Flex signal 1: Seasonal price spreads 

The key benchmark for the value of flexibility to shift gas between seasons is the summer/winter price spread. Chart 1 shows the evolution of the front year forward contract spread at NBP compared to TTF.

Chart 1: NBP vs TTF front year forward market seasonal price spread

Source: Timera Energy

NBP seasonal spreads have historically maintained a small premium to TTF. This is consistent with NBP tending to trade above TTF in winter to attract imports to meet higher demand and at a discount across summer as UKCS flows (in excess of UK demand) are exported to the Continent.

However, the closure announcement of the Rough storage facility in 2016 opened up a more structural divergence of NBP and TTF spreads.  Rough (at full strength) represented almost 4 bcm of working gas volume.  Given the relatively slow cycling speed of Rough, this working volume was focused on providing seasonal flexibility.

The loss of Rough has meant that this flex needs to be backfilled, primarily via Norwegian supply flex but also by drawing on flows via the IUK & BBL interconnectors.  The seasonal spread price signal to incentivise these alternative sources of flexibility is significantly higher than that required to cover the variable cycling costs of Rough.  This has driven the more structural divergence of NBP spreads above TTF.

TTF seasonal price spreads remain stubbornly stuck in a 1-2 €/MWh range, close to a soft lower bound driven by the variable cycling costs of seasonal storage.

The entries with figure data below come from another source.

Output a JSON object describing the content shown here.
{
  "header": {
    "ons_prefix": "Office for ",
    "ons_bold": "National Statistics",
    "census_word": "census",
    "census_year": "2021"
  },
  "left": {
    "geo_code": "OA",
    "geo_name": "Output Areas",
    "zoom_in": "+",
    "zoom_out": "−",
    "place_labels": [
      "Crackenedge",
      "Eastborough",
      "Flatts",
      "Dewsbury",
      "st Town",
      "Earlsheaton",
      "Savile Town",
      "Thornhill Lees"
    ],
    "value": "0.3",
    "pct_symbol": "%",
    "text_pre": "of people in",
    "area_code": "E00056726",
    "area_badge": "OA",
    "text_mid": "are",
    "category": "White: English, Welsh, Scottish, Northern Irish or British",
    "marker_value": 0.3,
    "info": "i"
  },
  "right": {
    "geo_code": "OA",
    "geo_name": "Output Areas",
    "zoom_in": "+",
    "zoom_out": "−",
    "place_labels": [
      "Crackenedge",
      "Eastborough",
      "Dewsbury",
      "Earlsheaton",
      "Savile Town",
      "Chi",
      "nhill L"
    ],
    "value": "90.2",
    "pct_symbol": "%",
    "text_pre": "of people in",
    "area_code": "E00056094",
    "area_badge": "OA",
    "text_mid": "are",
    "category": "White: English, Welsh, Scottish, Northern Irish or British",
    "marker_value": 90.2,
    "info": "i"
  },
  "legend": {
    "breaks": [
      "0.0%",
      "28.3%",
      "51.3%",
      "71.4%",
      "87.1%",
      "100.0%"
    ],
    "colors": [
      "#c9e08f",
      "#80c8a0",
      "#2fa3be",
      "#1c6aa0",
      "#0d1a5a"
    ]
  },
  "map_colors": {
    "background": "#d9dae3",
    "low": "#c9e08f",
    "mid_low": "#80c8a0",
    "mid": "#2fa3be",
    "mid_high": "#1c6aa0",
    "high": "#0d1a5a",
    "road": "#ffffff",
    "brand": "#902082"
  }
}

A more structural recovery of spreads at TTF is likely to depend on:

  1. Storage closures: a number of European seasonal storage assets remain cashflow negative at current spread levels. Ongoing spread weakness and expiry of long term contracts (at more favourable terms) is pushing owners towards closure.
  2. LNG import seasonality: LNG import flows into Europe have typically been higher in summer than winter, given Asian LNG demand patterns. As LNG import volumes grow, seasonality may increase.
  3. Russian flows: Russian supply contracts have traditionally been a key source of seasonal flexibility. But seasonality of Russian flows has decreased as volumes have ramped up since 2015.

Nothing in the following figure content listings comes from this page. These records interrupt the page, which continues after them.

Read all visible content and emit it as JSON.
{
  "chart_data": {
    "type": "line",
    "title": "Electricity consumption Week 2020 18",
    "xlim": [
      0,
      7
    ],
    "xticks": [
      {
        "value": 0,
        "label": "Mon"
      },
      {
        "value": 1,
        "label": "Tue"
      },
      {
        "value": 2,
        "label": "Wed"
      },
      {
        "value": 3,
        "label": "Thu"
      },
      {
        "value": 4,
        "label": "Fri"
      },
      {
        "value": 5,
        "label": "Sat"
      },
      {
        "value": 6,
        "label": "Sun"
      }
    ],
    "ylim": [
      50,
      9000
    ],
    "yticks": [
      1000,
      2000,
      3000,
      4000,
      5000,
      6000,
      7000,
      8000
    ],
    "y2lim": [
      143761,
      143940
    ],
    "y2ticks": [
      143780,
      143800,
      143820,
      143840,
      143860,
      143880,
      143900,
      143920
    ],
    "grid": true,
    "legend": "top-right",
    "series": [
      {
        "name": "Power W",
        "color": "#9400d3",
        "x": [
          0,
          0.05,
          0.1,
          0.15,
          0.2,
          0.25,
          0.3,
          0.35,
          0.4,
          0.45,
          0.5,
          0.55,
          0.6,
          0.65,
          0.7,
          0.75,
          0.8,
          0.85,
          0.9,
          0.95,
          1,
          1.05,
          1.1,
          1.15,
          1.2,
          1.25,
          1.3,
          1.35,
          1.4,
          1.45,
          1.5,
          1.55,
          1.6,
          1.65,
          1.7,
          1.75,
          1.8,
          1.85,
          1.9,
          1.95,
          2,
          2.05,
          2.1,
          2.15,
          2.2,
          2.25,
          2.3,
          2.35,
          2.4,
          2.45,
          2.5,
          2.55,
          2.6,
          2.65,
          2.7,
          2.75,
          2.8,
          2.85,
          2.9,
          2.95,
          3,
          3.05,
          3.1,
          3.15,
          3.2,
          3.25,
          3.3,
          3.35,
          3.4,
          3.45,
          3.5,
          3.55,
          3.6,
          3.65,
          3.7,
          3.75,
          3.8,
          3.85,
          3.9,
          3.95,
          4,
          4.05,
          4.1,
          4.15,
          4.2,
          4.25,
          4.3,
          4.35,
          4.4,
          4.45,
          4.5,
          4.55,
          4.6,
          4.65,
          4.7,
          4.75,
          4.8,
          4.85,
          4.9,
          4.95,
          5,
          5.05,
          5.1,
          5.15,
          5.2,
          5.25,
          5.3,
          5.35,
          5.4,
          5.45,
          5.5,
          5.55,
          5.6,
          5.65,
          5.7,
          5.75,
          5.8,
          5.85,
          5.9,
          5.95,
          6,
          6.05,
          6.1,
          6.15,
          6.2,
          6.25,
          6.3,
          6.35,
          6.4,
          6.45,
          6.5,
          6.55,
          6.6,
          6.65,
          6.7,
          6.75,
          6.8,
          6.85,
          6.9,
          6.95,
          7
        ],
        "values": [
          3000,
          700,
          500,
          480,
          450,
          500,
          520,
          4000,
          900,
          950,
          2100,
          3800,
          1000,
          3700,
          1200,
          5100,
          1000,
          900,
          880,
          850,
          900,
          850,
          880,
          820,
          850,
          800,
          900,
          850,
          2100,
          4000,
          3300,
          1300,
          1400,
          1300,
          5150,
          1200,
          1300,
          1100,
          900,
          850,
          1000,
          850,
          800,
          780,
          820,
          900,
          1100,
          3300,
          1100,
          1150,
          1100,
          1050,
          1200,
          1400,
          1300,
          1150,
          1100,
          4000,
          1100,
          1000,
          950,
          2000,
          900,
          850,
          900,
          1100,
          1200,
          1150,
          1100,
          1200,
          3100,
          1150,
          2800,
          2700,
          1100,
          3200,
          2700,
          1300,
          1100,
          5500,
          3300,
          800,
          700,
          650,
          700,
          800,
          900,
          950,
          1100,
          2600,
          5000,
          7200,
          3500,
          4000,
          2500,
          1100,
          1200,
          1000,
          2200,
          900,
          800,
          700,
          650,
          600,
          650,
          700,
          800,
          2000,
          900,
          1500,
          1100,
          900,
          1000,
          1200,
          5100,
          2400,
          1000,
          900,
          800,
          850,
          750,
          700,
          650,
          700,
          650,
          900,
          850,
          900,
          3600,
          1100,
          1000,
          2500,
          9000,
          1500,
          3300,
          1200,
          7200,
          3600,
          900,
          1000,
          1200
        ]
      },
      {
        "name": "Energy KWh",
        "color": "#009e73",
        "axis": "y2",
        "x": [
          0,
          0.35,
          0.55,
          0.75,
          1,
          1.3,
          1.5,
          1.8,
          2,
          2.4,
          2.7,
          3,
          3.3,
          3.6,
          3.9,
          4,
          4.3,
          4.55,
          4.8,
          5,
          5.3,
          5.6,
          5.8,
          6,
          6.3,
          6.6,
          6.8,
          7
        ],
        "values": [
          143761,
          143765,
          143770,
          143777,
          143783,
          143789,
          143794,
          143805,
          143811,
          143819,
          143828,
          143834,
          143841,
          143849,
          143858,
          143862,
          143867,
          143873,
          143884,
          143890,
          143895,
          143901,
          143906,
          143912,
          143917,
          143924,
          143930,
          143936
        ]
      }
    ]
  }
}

The evolution of storage closures and seasonal import flow patterns into next decade will be important in driving TTF seasonal price spread levels.

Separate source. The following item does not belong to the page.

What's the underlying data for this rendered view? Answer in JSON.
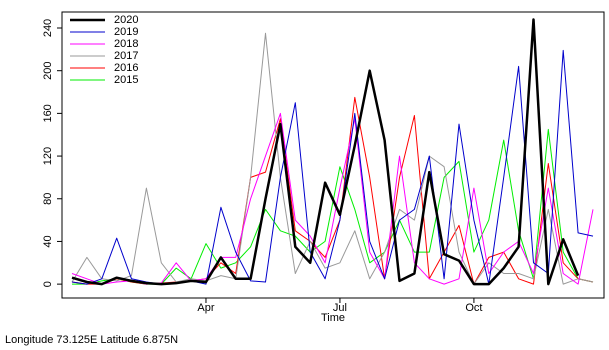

Flex signal 2: Spot volatility

The second key signal for gas supply flexibility is spot price volatility. This drives the value of daily (or short term) deliverability of gas.  An analysis of day-ahead NBP vs TTF spot price volatility is shown in Chart 2.

Chart 2: Historical day-ahead spot price volatility at NBP vs TTF

Source: Timera Energy

A divergence between NBP and TTF spot price volatility can also be seen after the 2016 Rough closure announcement. This is consistent with the fact that Rough represented about 25% of UK daily storage deliverability.

In the Chart 2 analysis we have excluded short term price jumps (measured as daily price returns greater than 3 standard deviations from the mean).  If price jumps are added back in, then the divergence between NBP and TTF volatility is even greater.

The higher level of spot volatility at NBP (vs TTF) is driven to a large extent by larger and more frequent market stress events. It is interesting to note two types of volatility events in Chart 2:

  • Competitive stress events: Some stress events are European market wide and see the UK and NW European markets competing for available gas. Examples here are the ‘beast from the east’ shock in Q1 2018 and the French nuclear outage related stress in Win 16/17.
  • Isolated stress events: But since the closure of Rough, NBP has been more susceptible to volatility caused by UK specific constraints (e.g. see UK price jumps across 2017). These may act to transmit some volatility to TTF, but are primarily reflected in more volatile NBP prices.

Spot volatility across both NBP and TTF has risen since 2016 as the European supply flexibility balance starts to tighten.  But this increase in volatility is focused on market stress events, with NBP more susceptible than TTF and TTF-NBP basis risk set to become more of an issue than for many years. The growing influence of stress events on flexibility value is likely to continue as the European gas market becomes more import dependent in the 2020s.